GPU compilation error detection or troubleshooting
When searching for GPU-compatibility bugs in #300, I found that the bugs are actually quite trivial:
- the use of default function argument (Numba currently does not support this), and
- the use of Numpy functions.
However, the error messages that show up do not clearly indicate what happened, so we had to manually hunt for possible issues from the changed code line-by-line.
It would be very helpful in debugging in the future if we could detect these identified issues during the compilation and accordingly report them in the error message.
Or, creating a list of frequently showing-up bugs for troubleshooting may be good enough.
What do you think? @braxtoncuneo @jpmorgan98 @clemekay
If we are adding in the trace decorator, we could add in checks for default arguments through function inspection, and raise an error if a default argument is found.
If we want something that doesn't use decorators, it could be accomplished by inspecting functions for the functions that they call and recursively searching for default-argument-using functions.
I think having a list of known/frequently-appearing bugs is a good idea, perhaps on the website?

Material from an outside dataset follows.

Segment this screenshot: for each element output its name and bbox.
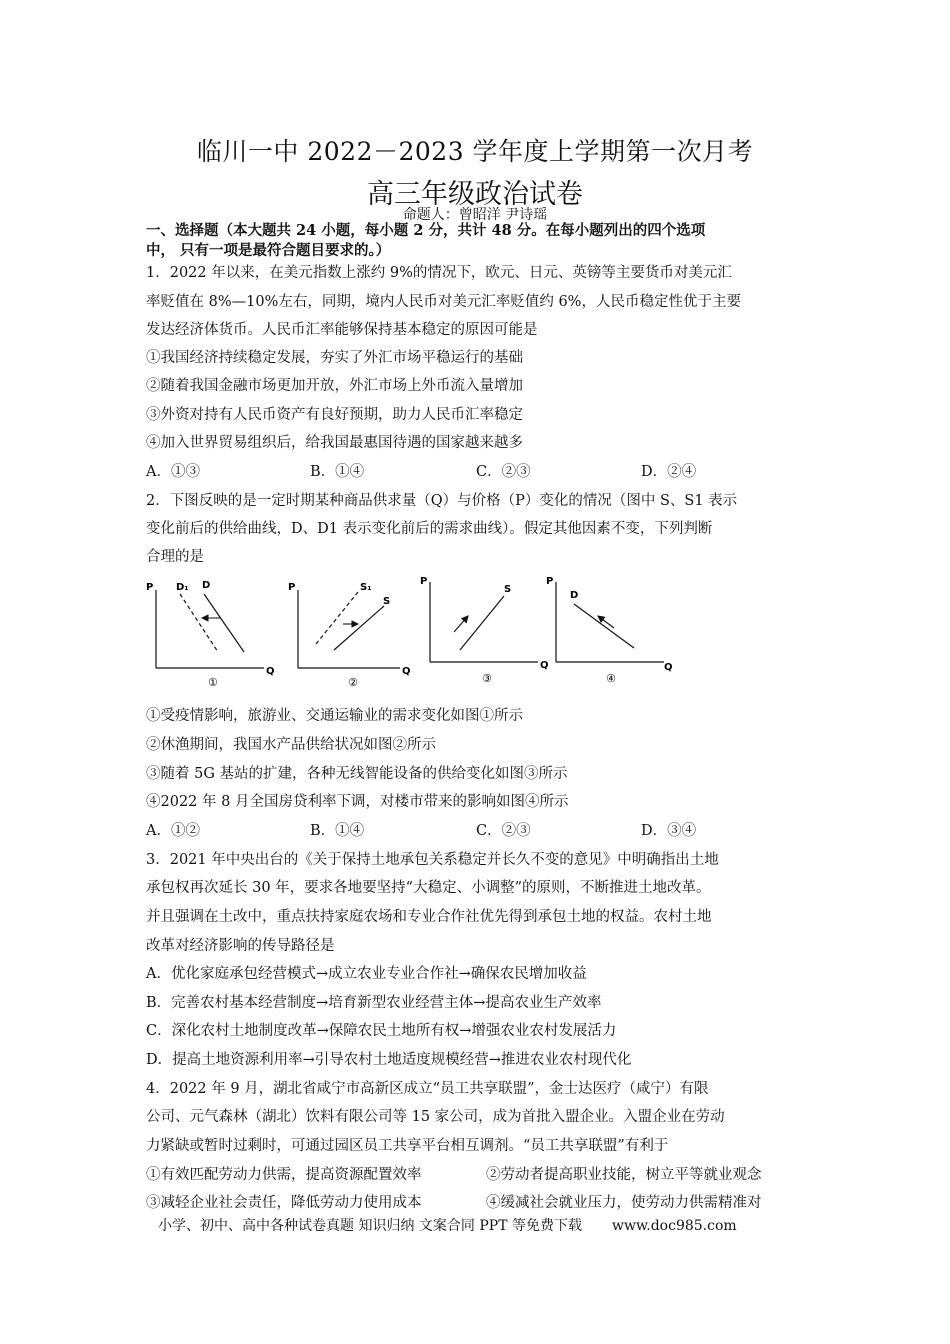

It's not exactly a robust solution, but at the very least, it gives someone debugging a place to start.
@braxtoncuneo is there any downside to adding in the trace decorator? If not, I think that sounds like a nice solution.
Also, hopefully modularizing the code will help with tracking down changes
In fact, a few weeks ago I asked Braxton about anything I should keep in mind or look out for while developing to make sure I'm not causing GPU issues; maybe we should have a general page for "Seemingly innocuous things that nevertheless break gpu compatibility".
It could be a list of things that developers wouldn't necessarily think to avoid because they won't cause CPU issues but that we know will cause GPU issues, such as the use of some Numpy functions or passing objects outside of arrays.
It can then double as a place to start when trying to debug GPU issues!
If these bugs have been fixed does that mean we are ready for v0.12.0?
@jpmorgan98 As it stands, the bug fix PR was merged in yesterday #310, but the GPU regression tests for it failed.
Yes, the GitHub workflow run for the GPU regression test failed. Is that expected, @jpmorgan98? I have confirmed that the GPU regression test passes (running from our OSU CI machine), though.